For me, the physical symptoms were extremely severe. I would have cramps that were so bad I literally would crawl out of bed on my hands and knees because I couldn’t stand up. I often find that my pants fit significantly tighter the week before my period and I have about 5-8 pounds of weight gain due to the water retention. I also have severe headaches and breast tenderness.
How can I manage Premenstrual Dysphoric Disorder?
The first thing that you have to do is be diagnosed by a doctor with PMDD. There are a lot of questions that your doctor will ask you and your answers will help determine exactly what you are going through. If your symptoms are present all the time, it is unlikely that you have PMDD and may need to be treated for something else. Once you have the correct diagnosis, there are many ways to help with PMDD.
- Nutrition is almost always the number one way to help with anything. Proper nutrition can help with cramping and can help increase you energy helping with fatigue. You want to limit your intake of salt and increase your intake of water to help with water retention. You also want to avoid caffeine, sugar, and alcohol as these will increase your symptoms.
- Getting regular exercise may seem counterintuitive, but it can actually improve your mood and increase your energy.
- Many times you will need to be put on medication to help ease your symptoms. There are many options out there depending on your symptoms and the severity of your symptoms. Certain birth control pills can help with some of the symptoms because the symptoms are thought to be caused by hormonal changes in the body, though they may come with other unwanted side effects such as weight gain.

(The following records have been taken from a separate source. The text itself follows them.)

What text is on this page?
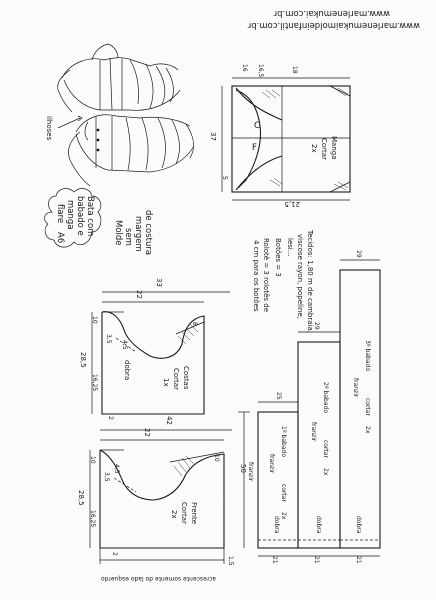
www.marlenemukai.com.br
www.marlenemukaimoldeinfantil.com.br
ilhoses
Bata com
babado e
manga
flare
A6	Molde sem margem de costura
37
21,5
16 16,5	18
5
F
C
Manga
Cortar
2x
28,5
22
33
16,25
10
3,5
4,5
8
2
dobra	Costas
Cortar
1x
28,5
22
42
16,25
10
3,5
4,5
10
2
1,5
Frente
Cortar
2x
acrescente somente do lado esquerdo
Tecidos: 1,80 m de cambraia,
viscose rayon, popeline,
lesi...
Botões = 3
Rolotê = 3 rolotês de
4 cm para os botões
50 franzir
25
29
29
21	21	21
1º babado
cortar
2x
franzir
2º babado
cortar
2x
franzir
3º babado
cortar
2x
franzir
dobra	dobra	dobra
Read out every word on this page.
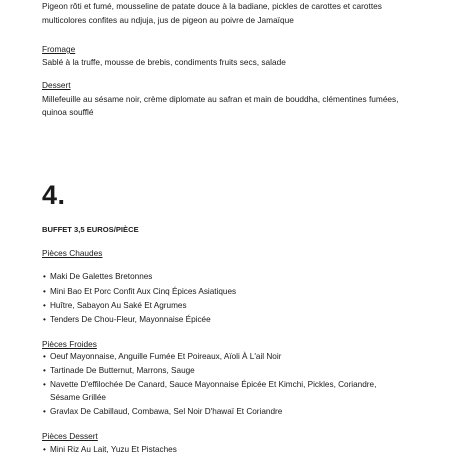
Pigeon rôti et fumé, mousseline de patate douce à la badiane, pickles de carottes et carottes
multicolores confites au ndjuja, jus de pigeon au poivre de Jamaïque
Fromage
Sablé à la truffe, mousse de brebis, condiments fruits secs, salade
Dessert
Millefeuille au sésame noir, crème diplomate au safran et main de bouddha, clémentines fumées,
quinoa soufflé
4.
BUFFET 3,5 EUROS/PIÈCE
Pièces Chaudes
• Maki De Galettes Bretonnes
• Mini Bao Et Porc Confit Aux Cinq Épices Asiatiques
• Huître, Sabayon Au Saké Et Agrumes
• Tenders De Chou-Fleur, Mayonnaise Épicée
Pièces Froides
• Oeuf Mayonnaise, Anguille Fumée Et Poireaux, Aïoli À L'ail Noir
• Tartinade De Butternut, Marrons, Sauge
• Navette D'effilochée De Canard, Sauce Mayonnaise Épicée Et Kimchi, Pickles, Coriandre,
Sésame Grillée
• Gravlax De Cabillaud, Combawa, Sel Noir D'hawaï Et Coriandre
Pièces Dessert
• Mini Riz Au Lait, Yuzu Et Pistaches
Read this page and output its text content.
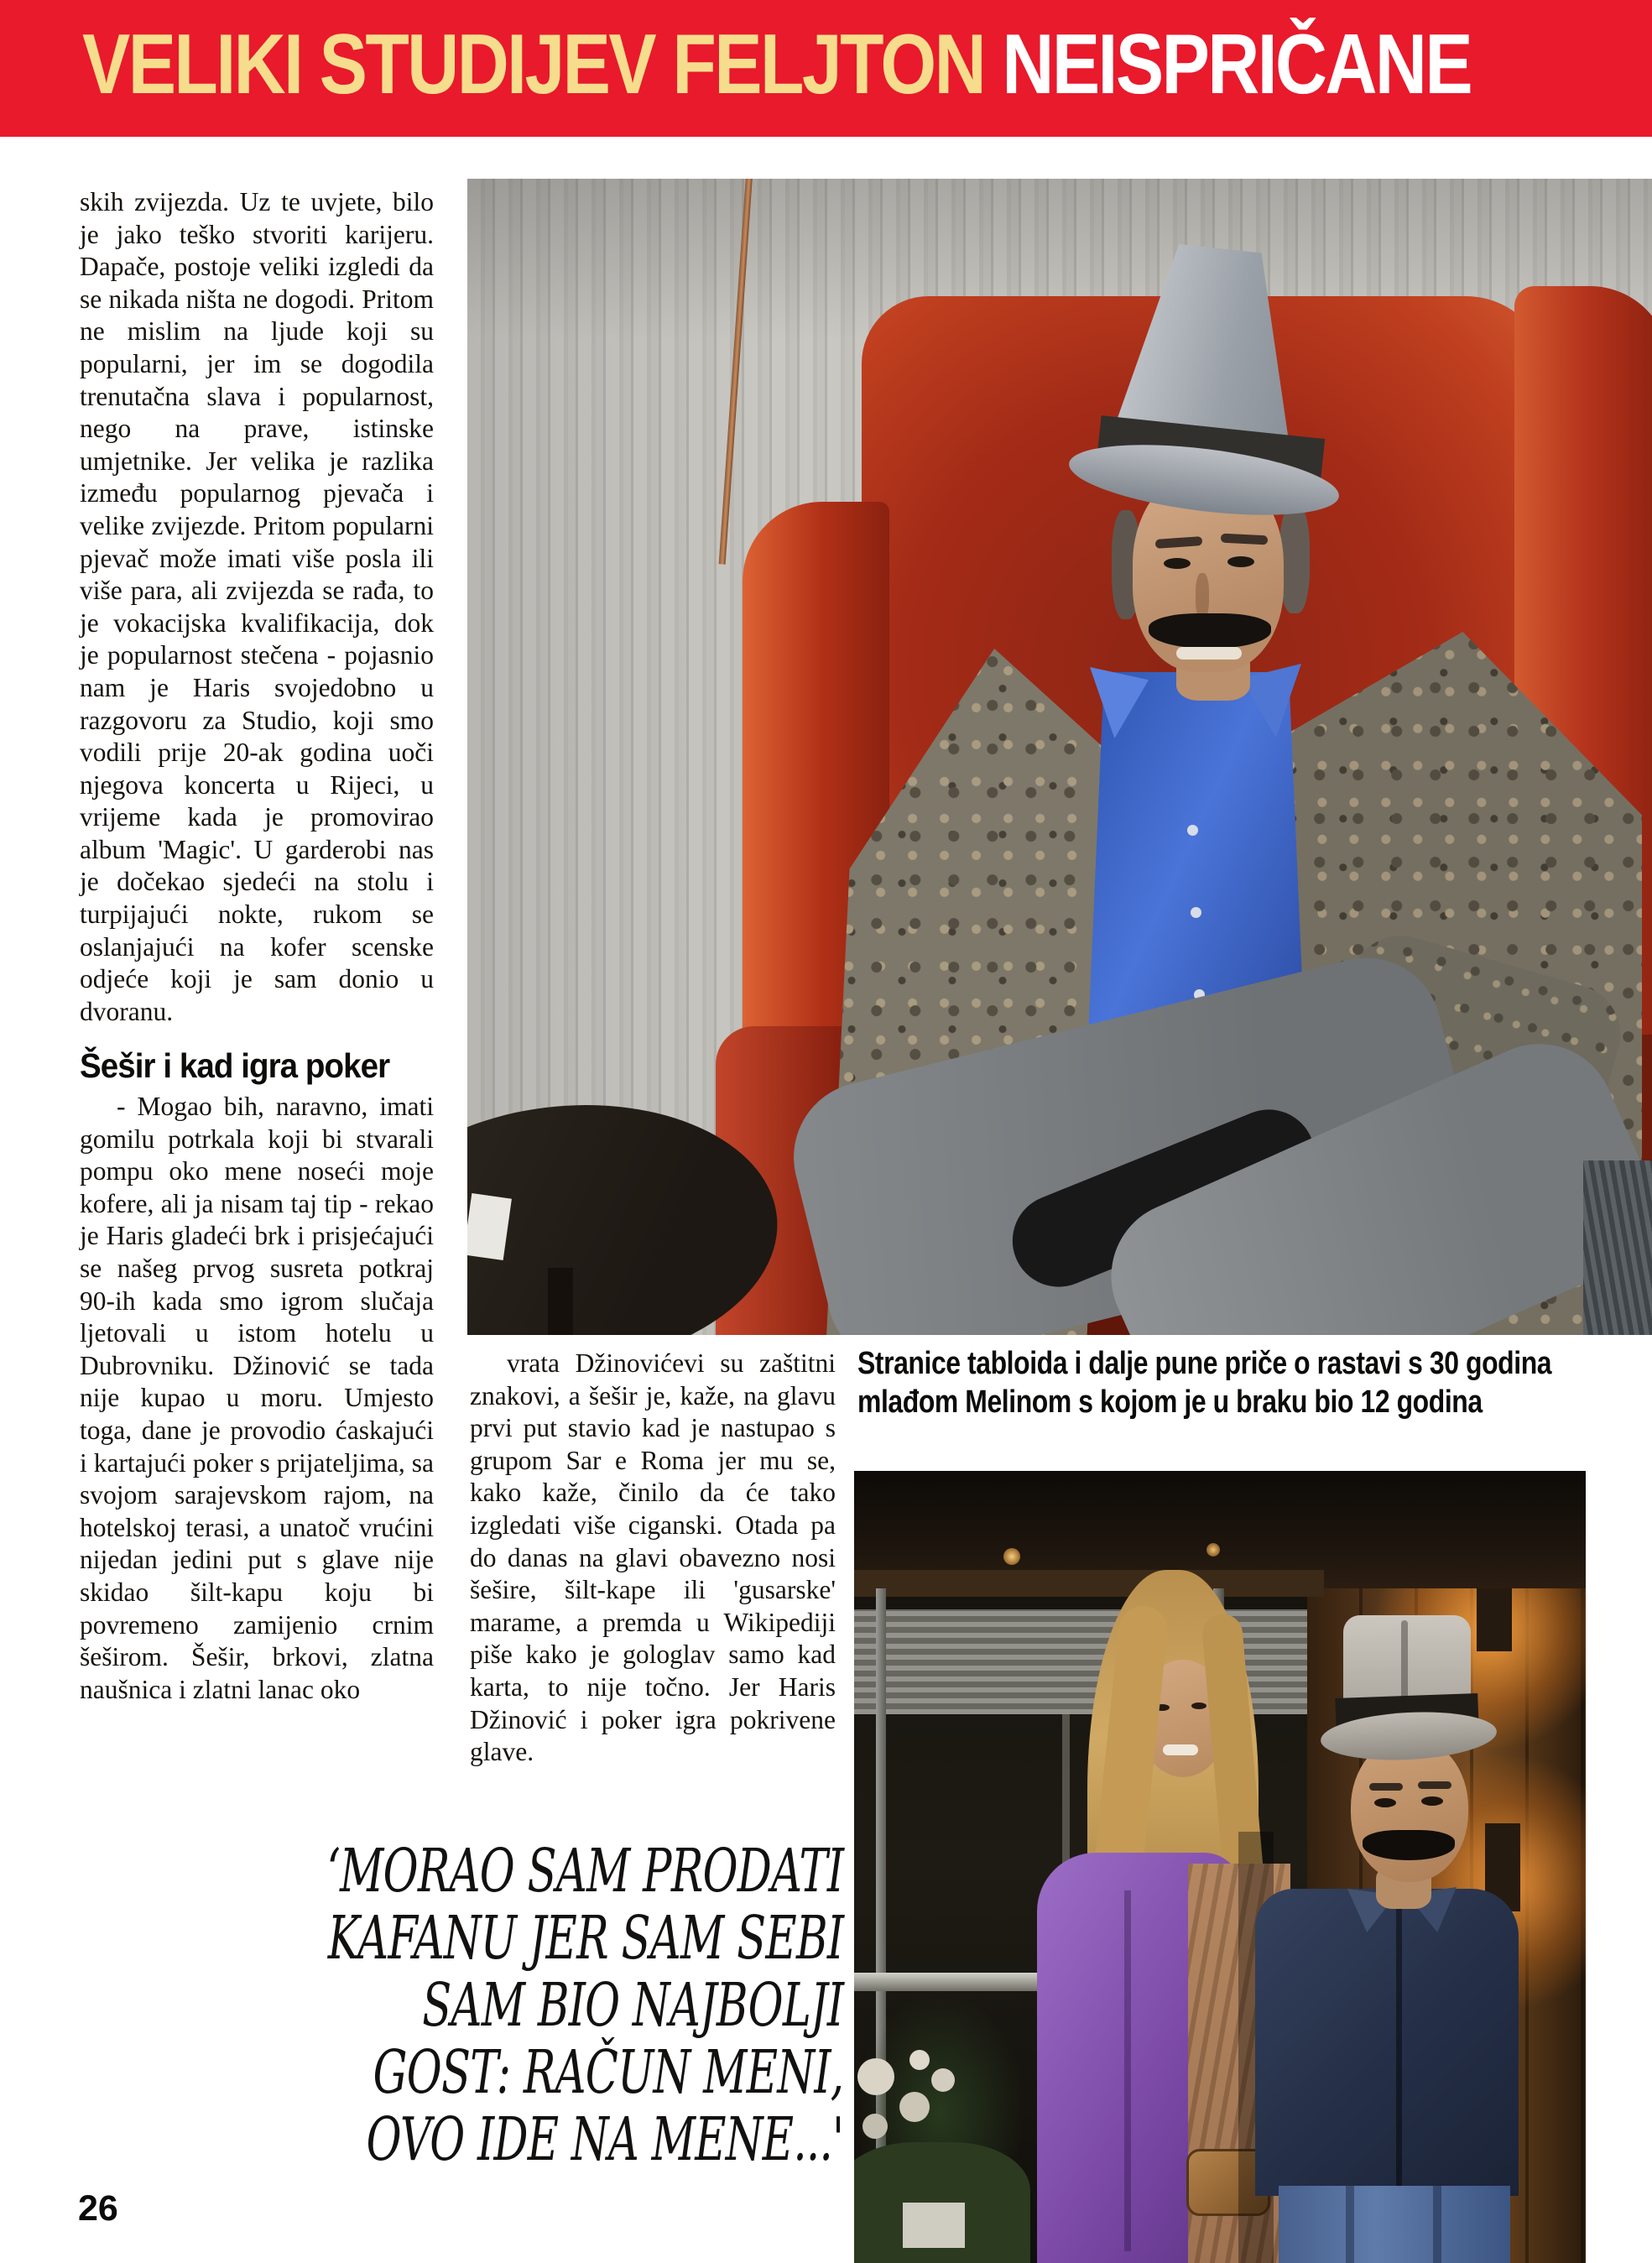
VELIKI STUDIJEV FELJTON NEISPRIČANE

skih zvijezda. Uz te uvjete, bilo je jako teško stvoriti karijeru. Dapače, postoje veliki izgledi da se nikada ništa ne dogodi. Pritom ne mislim na ljude koji su popularni, jer im se dogodila trenutačna slava i popularnost, nego na prave, istinske umjetnike. Jer velika je razlika između popularnog pjevača i velike zvijezde. Pritom popularni pjevač može imati više posla ili više para, ali zvijezda se rađa, to je vokacijska kvalifikacija, dok je popularnost stečena - pojasnio nam je Haris svojedobno u razgovoru za Studio, koji smo vodili prije 20-ak godina uoči njegova koncerta u Rijeci, u vrijeme kada je promovirao album 'Magic'. U garderobi nas je dočekao sjedeći na stolu i turpijajući nokte, rukom se oslanjajući na kofer scenske odjeće koji je sam donio u dvoranu.

Šešir i kad igra poker

- Mogao bih, naravno, imati gomilu potrkala koji bi stvarali pompu oko mene noseći moje kofere, ali ja nisam taj tip - rekao je Haris gladeći brk i prisjećajući se našeg prvog susreta potkraj 90-ih kada smo igrom slučaja ljetovali u istom hotelu u Dubrovniku. Džinović se tada nije kupao u moru. Umjesto toga, dane je provodio ćaskajući i kartajući poker s prijateljima, sa svojom sarajevskom rajom, na hotelskoj terasi, a unatoč vrućini nijedan jedini put s glave nije skidao šilt-kapu koju bi povremeno zamijenio crnim šeširom. Šešir, brkovi, zlatna naušnica i zlatni lanac oko

vrata Džinovićevi su zaštitni znakovi, a šešir je, kaže, na glavu prvi put stavio kad je nastupao s grupom Sar e Roma jer mu se, kako kaže, činilo da će tako izgledati više ciganski. Otada pa do danas na glavi obavezno nosi šešire, šilt-kape ili 'gusarske' marame, a premda u Wikipediji piše kako je gologlav samo kad karta, to nije točno. Jer Haris Džinović i poker igra pokrivene glave.

Stranice tabloida i dalje pune priče o rastavi s 30 godina
mlađom Melinom s kojom je u braku bio 12 godina
‘MORAO SAM PRODATI
KAFANU JER SAM SEBI
SAM BIO NAJBOLJI
GOST: RAČUN MENI,
OVO IDE NA MENE...'
26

Antidepressants, either taken continuously or just during the week before and the week of your period, can help with the emotional symptoms. Ibuprofen, acetaminophen, or naproxen are all over the counter medications that can help with pain.
Premenstrual Dysphoric Disorder is not fun to deal with, but knowing what the symptoms are and how to treat them can help you get through it month to month. If you think you have PMDD make sure to talk to your doctor to find out the best treatment options for you.
Have you been diagnosed with PMDD? What has been your experience and how have you treated it?